We visit Ekaterinburg to discover the role that WNBA players - and particularly Candace Parker - had in this epic season. We also take the opportunity to check-out which players are a must-know in the Russian league.
Candace Parker's crew
Did a team that made a clean sweep straight to the PBL Women's Basketball Finals still have anything to prove in their last games? I would say their pride was at stake, after losing to Spartak in the Euroleague semi-finals, played in Ekaterinburg.
Candace Parker avenged the earlier loss, scoring a combined 49 points to beat Spartak in the three games of the Finals. The last of those three games was played at their rival's home, where Parker and Co. lifted their arms with joy at the final buzzer.
Parker played a decisive role in UMMC's path to the championship. She had recovered from the shoulder injury which kept her from playing most of the WNBA season in 2010, and was back to Russia in January. In 15 games she had a 15.9 points and 5.9 rebounds average, being named the Finals MVP and Player of the Year in Russia. She wasn't alone, as UMMC was filled with star players. The French Celine Dumerc (team leader in assists) and Cappie Pondexter directed the game to a frontcourt that also had Connecticut's Sandrine Gruda and Maria Stepanova. Coming off the bench were former Seattle Storm guard Svetlana Abromisova, former Detroit Shock guard Deanna Nolan and Olga Arteshina.
On a team that wins every game of the season, the head coach also has an important role. The UMMC three-peat has the touch of Gundars Vetra. Vetra was the first Latvian player in the NBA, having played 13 games for the Minnesota Timberwolves in the early 90's. He arrived in Russia in 2007 to coach CSKA Moscow, but in December 2008 signed with UMMC and since then has been collecting league titles. He now seeks European glory: there have been almost 10 years since Ekaterinburg won Euroleague for the last time.
Hot prospects on the ice
Meanwhile we can find other WNBA top players in this league, such as Tina Charles (Nadezhda), Ephiphany Prince and Sue Bird (Spartak Vidojne), Michelle Snow (Dynamo Kursk) and Jennifer Lacy (Spartak Saint-Petersburg). The Russian League also hosts some of the hottest prospects in Europe as is the case of three players who will spend the summer playing for their national teams.

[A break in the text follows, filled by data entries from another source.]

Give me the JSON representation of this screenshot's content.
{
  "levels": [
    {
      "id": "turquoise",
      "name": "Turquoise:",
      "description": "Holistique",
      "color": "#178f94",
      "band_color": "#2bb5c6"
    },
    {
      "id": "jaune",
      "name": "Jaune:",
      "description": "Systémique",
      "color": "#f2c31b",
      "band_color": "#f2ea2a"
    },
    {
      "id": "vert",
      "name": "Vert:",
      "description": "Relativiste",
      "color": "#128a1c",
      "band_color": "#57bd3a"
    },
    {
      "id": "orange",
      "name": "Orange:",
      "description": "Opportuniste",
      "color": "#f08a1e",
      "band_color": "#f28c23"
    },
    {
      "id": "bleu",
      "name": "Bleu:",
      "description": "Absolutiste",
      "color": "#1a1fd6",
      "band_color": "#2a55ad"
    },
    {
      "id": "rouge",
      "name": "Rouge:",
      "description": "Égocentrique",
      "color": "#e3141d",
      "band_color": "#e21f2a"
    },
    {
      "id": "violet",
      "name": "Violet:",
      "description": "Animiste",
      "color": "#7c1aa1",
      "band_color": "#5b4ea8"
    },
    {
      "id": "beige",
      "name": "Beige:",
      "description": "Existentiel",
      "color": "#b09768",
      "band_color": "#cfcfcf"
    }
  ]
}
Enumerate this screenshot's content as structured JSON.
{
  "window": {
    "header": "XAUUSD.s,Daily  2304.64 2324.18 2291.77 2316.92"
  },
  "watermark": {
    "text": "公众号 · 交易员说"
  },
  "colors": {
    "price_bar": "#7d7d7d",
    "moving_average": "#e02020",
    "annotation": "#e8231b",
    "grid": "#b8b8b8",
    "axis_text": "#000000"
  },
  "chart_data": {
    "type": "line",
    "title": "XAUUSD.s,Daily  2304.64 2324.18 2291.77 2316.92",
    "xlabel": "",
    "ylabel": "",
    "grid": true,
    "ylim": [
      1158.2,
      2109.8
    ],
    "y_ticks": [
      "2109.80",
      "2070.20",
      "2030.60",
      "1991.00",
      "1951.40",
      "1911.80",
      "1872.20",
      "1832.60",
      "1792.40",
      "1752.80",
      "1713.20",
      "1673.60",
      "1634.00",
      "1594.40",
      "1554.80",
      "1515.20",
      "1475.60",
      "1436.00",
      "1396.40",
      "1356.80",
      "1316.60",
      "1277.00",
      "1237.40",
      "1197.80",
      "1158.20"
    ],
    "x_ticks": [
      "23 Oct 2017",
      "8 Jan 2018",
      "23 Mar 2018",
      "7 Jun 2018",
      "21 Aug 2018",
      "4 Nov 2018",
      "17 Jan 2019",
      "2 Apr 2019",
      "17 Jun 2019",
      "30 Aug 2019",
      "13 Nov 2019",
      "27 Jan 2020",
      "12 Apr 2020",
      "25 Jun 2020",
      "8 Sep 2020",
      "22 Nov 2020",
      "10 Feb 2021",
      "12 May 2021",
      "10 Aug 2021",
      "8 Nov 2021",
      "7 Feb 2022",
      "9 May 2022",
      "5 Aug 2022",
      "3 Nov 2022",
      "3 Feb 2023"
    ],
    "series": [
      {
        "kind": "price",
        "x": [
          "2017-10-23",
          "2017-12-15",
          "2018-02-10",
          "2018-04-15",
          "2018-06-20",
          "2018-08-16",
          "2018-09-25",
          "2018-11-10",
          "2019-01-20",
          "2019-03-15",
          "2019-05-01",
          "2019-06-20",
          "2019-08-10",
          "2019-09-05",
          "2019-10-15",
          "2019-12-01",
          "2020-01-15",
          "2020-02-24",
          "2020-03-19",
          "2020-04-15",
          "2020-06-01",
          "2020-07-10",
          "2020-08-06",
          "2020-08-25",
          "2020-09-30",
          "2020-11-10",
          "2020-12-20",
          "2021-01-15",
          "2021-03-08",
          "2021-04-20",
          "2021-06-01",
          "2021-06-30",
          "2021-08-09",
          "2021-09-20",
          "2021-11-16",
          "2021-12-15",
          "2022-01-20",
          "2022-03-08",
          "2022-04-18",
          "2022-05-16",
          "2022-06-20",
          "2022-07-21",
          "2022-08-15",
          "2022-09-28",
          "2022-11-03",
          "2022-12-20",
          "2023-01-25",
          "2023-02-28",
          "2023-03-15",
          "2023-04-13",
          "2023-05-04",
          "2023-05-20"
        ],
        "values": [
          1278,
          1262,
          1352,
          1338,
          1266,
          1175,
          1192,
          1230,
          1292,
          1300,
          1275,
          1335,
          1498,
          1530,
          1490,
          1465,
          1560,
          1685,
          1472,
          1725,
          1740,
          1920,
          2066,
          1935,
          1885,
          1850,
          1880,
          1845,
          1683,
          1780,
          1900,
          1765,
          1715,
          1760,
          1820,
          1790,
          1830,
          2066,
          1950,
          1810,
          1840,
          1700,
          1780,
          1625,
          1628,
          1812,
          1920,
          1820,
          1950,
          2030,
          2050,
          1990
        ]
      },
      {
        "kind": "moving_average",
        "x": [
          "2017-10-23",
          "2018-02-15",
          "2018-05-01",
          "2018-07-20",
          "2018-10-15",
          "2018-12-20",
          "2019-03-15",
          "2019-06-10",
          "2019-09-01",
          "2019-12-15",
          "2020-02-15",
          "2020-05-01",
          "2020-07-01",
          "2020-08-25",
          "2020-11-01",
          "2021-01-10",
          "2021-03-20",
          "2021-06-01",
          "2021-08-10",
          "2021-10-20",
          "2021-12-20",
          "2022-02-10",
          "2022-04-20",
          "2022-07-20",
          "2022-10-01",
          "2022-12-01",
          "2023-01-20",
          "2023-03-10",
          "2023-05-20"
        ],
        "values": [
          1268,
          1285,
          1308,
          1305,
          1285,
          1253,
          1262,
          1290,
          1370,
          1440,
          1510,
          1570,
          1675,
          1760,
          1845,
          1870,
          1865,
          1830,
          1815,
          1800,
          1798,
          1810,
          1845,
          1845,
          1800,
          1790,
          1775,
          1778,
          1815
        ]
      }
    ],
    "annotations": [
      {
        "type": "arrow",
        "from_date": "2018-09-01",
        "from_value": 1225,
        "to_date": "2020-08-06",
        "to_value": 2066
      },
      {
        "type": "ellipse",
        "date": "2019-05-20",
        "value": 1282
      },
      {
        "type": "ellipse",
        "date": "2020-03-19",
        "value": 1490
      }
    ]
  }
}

Ana Dabovic ('89) was born in Montenegro but plays in the Serbian national team, who will try to qualify for the last open spot in Eurobasket 2011. Dabovic played her rookie season in Russia, after spending a year in Greece, and played in Dynamo Novosibirsk. She was the league's leader in points and assists per game, being used as a shooting guard but also able to play as small forward.
Natalya Myasodeva ('87) plays on the same team as Dabovic, but completed her 6th season in the league. She was the best non-American rebounder, with an average 8.8 and will try to get a place on the Russian national team. Myasodeva is still growing as an inside impact player, gaining experience in Eurocup, the second European team competition.
Another player with the ability to get WNBA attention is Belarus international's Anastasiya Veremeenko ('87). She appeared in last year's World Cup as a prospect, and confirmed it this season being one of the best defensive players in the Russian League and Euroleague. She is a fantastic shot blocker, and will try this summer to add to her country's chance to fight for a title.
Those are but three reasons to keep an eye in European basketball during summer. As for the Russian league, it's certain that some great WNBA players will appear again as well as some good prospect players. It's probably the wealthiest league in Europe and if money doesn't win titles it sure can add great quality.